Sachgüterhersteller: weniger Umsatz bis September

Österreichs Sachgüterhersteller und Baufirmen haben von Jänner bis September 2013 weniger umgesetzt und weniger Menschen beschäftigt. Auch das Arbeitsvolumen und die Produktion gingen zurück.

Der Umsatz des gesamten produzierenden Bereichs belief sich in den ersten neun Monaten des Jahres auf 186 Mrd.
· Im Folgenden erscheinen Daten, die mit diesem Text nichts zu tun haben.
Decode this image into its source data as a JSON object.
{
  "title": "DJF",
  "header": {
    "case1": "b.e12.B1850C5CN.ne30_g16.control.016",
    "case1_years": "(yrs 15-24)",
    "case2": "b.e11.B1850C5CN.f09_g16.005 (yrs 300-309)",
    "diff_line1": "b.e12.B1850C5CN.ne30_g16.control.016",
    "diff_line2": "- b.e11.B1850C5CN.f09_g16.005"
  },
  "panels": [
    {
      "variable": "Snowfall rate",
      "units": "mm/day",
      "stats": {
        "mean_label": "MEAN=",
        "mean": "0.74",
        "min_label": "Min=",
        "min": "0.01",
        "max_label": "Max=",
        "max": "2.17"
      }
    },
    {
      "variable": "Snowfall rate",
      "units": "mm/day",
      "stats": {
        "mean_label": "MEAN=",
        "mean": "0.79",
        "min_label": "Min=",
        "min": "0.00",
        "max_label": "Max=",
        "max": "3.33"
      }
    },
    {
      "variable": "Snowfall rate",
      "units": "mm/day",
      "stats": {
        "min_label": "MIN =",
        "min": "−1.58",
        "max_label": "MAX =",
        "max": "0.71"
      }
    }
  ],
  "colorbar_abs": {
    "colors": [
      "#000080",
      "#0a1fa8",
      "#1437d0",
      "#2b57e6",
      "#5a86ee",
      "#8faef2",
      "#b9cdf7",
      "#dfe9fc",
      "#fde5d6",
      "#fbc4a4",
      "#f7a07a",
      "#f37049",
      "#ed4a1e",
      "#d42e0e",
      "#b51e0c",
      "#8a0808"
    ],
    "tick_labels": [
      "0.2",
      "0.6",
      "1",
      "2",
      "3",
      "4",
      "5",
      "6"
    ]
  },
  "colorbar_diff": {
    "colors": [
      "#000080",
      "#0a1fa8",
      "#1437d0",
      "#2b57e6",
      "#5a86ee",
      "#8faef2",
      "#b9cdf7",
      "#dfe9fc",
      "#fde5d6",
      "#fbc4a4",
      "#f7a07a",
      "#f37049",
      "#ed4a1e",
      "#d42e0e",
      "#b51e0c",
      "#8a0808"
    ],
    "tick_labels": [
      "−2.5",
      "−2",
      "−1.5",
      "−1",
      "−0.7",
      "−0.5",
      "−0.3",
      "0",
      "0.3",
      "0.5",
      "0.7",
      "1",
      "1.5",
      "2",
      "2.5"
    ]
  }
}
Euro, das ist ein Minus von 1,4 Prozent, teilte die Statistik Austria am Montag mit.

Im Bau schrumpfte der Umsatz um 3,1 Prozent auf 27,6 Mrd. Euro. Vor allem die öffentliche Hand geizte mit Aufträgen: Die abgesetzte Produktion der Bautätigkeit für den öffentlichen Sektor schrumpfte um 8,3 Prozent auf 4,7 Mrd. Euro. Am meisten investierte der Staat in den Bau von Straßen (1,3 Mrd. Euro) und in den "sonstigen Hochbau" (802,3 Mrd. Euro).

Ende September beschäftigten die 61.982 Produktionsbetriebe (+0,8 Prozent) des Landes 927.035 Menschen, um 0,9 Prozent weniger als ein Jahr davor. Dementsprechend ging auch das Arbeitsvolumen um 1 Prozent auf 1,087 Mrd. Arbeitsstunden zurück. Die im gesamten produzierenden Bereich auf dem Markt abgesetzten Güter und Leistungen entsprachen einem Wert von 183,7 Mrd. Euro (-1,6 Prozent).